Trump’s tariffs have been panned by economists and others across the ideological spectrum.[1]See here for a summary of criticisms from the right. Their stated goals are widely viewed as implausible and internally inconsistent. The supporting facts are dubious and rife with errors. Tariff targets include barren islands populated mainly by penguins. There are contradictions over whether the tariffs are firm or simply a negotiating tactic. Even apart from their negative economic impacts, the tariffs are yet another blow to our standing in the world. Whatever may be said in support of the tariffs, the issues and potential effects are surely much too complex to be left to the whim of one individual.

The tariffs and their rollout have all the hallmarks of a typical Trump flight of fancy that his bumbling, unquestioning staff attempted to execute as best they could understand them and most congressional Republicans were afraid to criticize. All in all, it would have been more fitting to announce the tariffs on April 1.

How is Trump, or any other president, able to take such sweeping, unilateral action with such profound impact on foreign commerce and the domestic economy? There’s nothing in the Constitution granting the executive branch this authority. On the contrary, the Commerce Clause (Art. I, section 8) explicitly grants Congress, not the president, the power to “collect Taxes, Duties, Imposts and Excises (Clause 1) and to “regulate Commerce with Foreign Nations” (Clause 3).

This is yet another striking example of how Congress has ceded its constitutional authority to the executive branch with few constraints on its exercise. Congress enacted statutes over the years delegating to the president authority to impose tariffs under various circumstances. The circumstances are usually described in general terms, often referencing loosely defined emergency conditions. The courts have consistently upheld the delegations.[2]For detailed background, see here and here.

It’s possible that Trump’s assertion of a qualifying “emergency” to support his massive tariffs here may be too far-fetched for the courts to accept.[3]See here and here. In any event, there is a more fundamental point beyond the issues related to these tariffs.
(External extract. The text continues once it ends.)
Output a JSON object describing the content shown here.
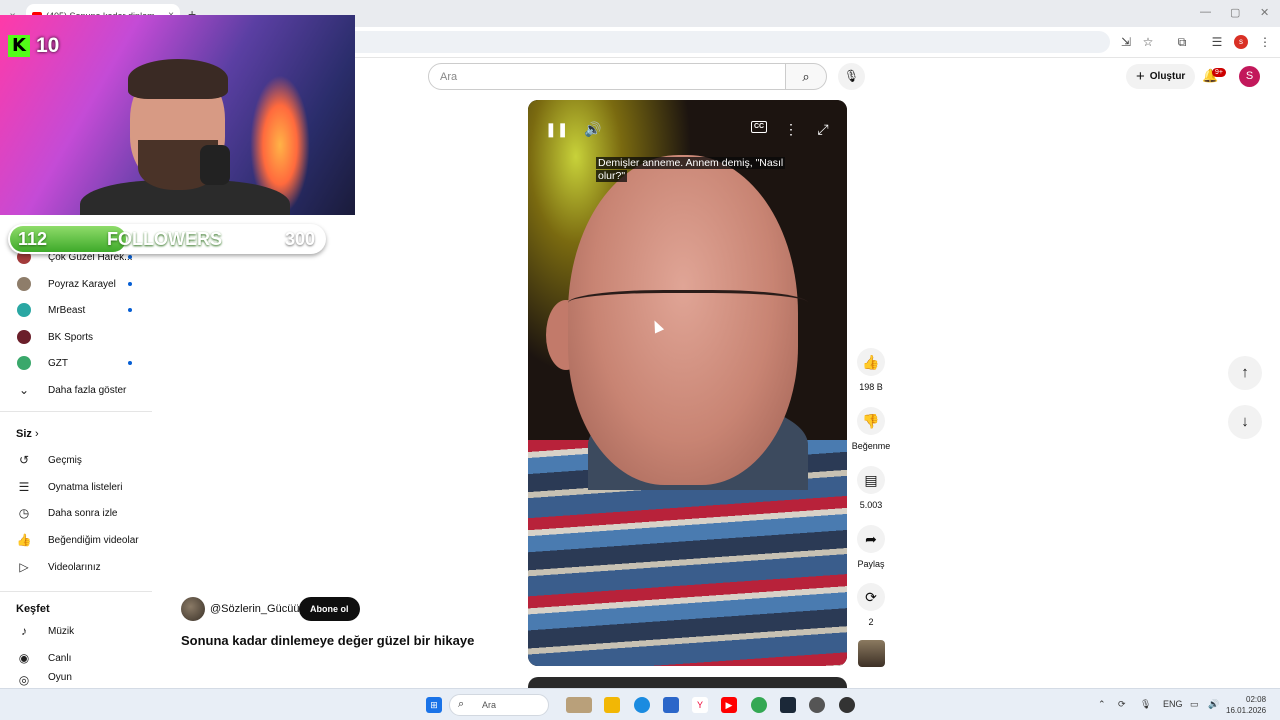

Congress may get away with abdicating its constitutional authority over tariffs and so many other subjects to presidents who act with at least a modicum of responsibly and good faith. Clearly, that’s is not the case with Trump. His only motivation is self-gratification, he operates with no regard for laws or democratic norms, and many of his initiatives are hoaxes.[4]For example, his “Department of Government Efficiency,” fronted by Elon Musk, is not a serious effort to reduce fraud and waste by any objective definition or make a significant dent in federal … Continue reading

Trump’s many abuses highlight the urgent need for Congress to reclaim its constitutional role and responsibilities. Of course, this isn’t likely to happen with the current majorities composed largely of Trump sycophants. Hopefully, a future Congress will awaken from hibernation and find some remnants of democracy left when it emerges.

Footnotes

Footnotes
1 See here for a summary of criticisms from the right.
2 For detailed background, see here and here.
3 See here and here.
4 For example, his “Department of Government Efficiency,” fronted by Elon Musk, is not a serious effort to reduce fraud and waste by any objective definition or make a significant dent in federal deficits; rather, it operates as an arbitrary, backdoor attack on the federal workforce and disfavored government functions. Or consider his vindictive and reprehensible manipulation of government resources to punish or extort his perceived enemies–terminating Secret Service protection, denying security clearances and access to government facilities and clients, withholding government grants, etc.